The processor is designed to assume a stable voltage supply for switching transistor gates and driving current through out the circuits. The power supply tries to maintain this voltage while supplying the required current. Most common power supply architectures only respond well to low frequency changes in current – meaning they have a high output impedance at higher frequencies. When the processor is running, the dynamic power consumption, basically instantaneous current draw around and near clock edges, will cause high frequency currents that can collapse the voltage. Sometimes PCBA designers will call this switching noise. The chip can glitch itself. This is why capacitors are added, they supply a low impedance path for these higher frequency currents – maintaining the voltage. Different size and types of capacitors are added to cover all these frequencies and required current demand. The Power Distribution Network (PDN) can play a big role in Voltage Fault Injection (VFI) setups.

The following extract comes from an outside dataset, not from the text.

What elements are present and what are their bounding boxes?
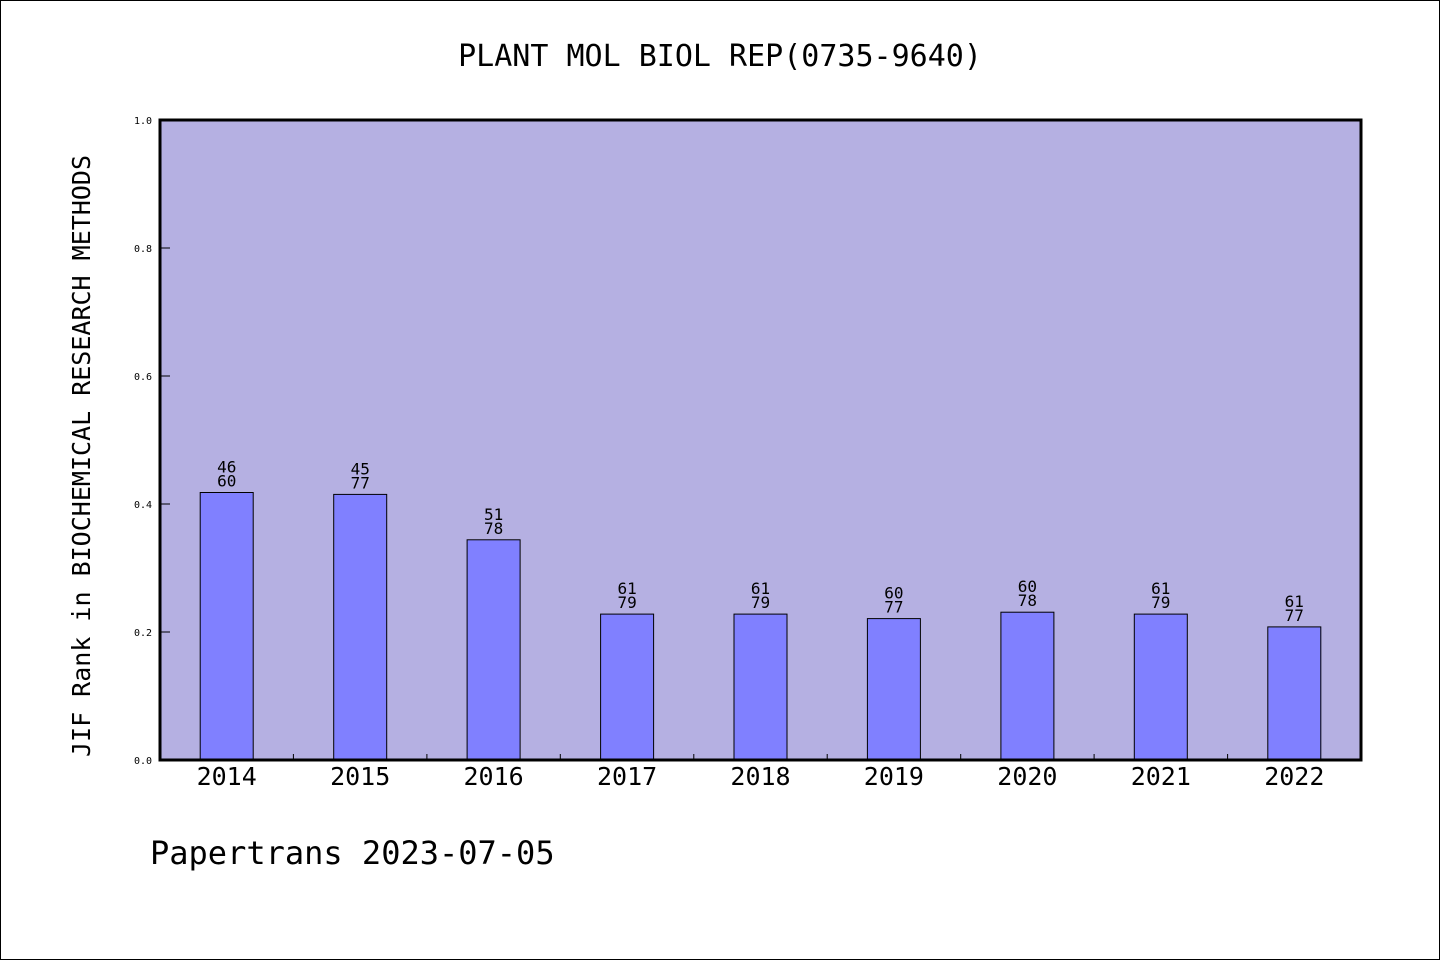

When doing power analysis, this switching noise is your signal! The “noise” can also be good for fault injection, you may want the chip to operate right at the edge of stability – but it can be tricky – if a certain circuit or code in the firmware consumes more current, the voltage may collapse and “crash” the processor. So you must be able to execute your attack while still allowing the code to run to that point in time.

Our goal is hack the device. Sometimes messy glitches can achieve this, other times you need to spend effort optimizing the setup to produce sharp glitches. This can be difficult if it is a large chip, lots of capacitance, and a complex PDN.

Shown above is a common VFI setup. You pick a power transistor that can sink a lot of current, more than the power supply can instantaneously output, and drain the capacitors charge to collapse the voltage.

I had some old colleagues use a special HF relay to boot the DUT with more capacitors, then physically separate them while conducting their attack. The chip used more current during boot and required those extra decoupling capacitors, but during the runtime attack less power was being consumed and the capacitors worked against the glitching circuit.

If you have the correct equipment, time, and understanding of the DUT you can also do a power cut. Where you replace the entire power supply. Riscure has a tool called the Glitch Amplifier. This can increase success rate by providing sharper glitches. These glitch amplifiers are basically much better power supplies for higher frequencies, using op amps, and can directly supply the chip without the need for as many capacitors. The op amps can be controlled by a signal line that introduces the glitch, and they can slew a ton of current and control the voltage to what ever you want, even negative or above the normal operating voltage. There was also an interesting paper written about feeding such a circuit with a high speed DAC to “shape the glitch” (paper here). Never done that myself – not required in my experience.

GanFET Glitch Circuit

An effective short circuit glitching circuit most commonly will use a power transistor with a very low RDSon, the EPC2023 from EPC-CO, has a 1.45 mΩ RDSon at 5V gate. It is pricey though at $8-10 per FET.

The GanFETs have a large gate capacitance, so in order to switch them quickly, using a gate driver helps. The gate driver will use its own local capacitor and transistor to switch the FET. The digital signal output from the glitch controller will not supply enough current quick enough.

I use the LMG1020YFFR from Texas Instruments – which is overkill. You only need a few parts, I played around with R1 and R2 to prevent prevent inductive over/under shoot. All you need is to supply 5V and a signal from your control FPGA/board.

When I am presented with a new hardware project that involves VFI, this is usually my go to circuit. Solder it on quickly, wait for results, if nothing, optimize the setup further. I solder it as close to the power pins of the chip as possible to reduce inductance. Ill start with not removing any capacitors or tampering with the DUT – the more modifications, the more risk – it is important to exhaust easy/safe options first.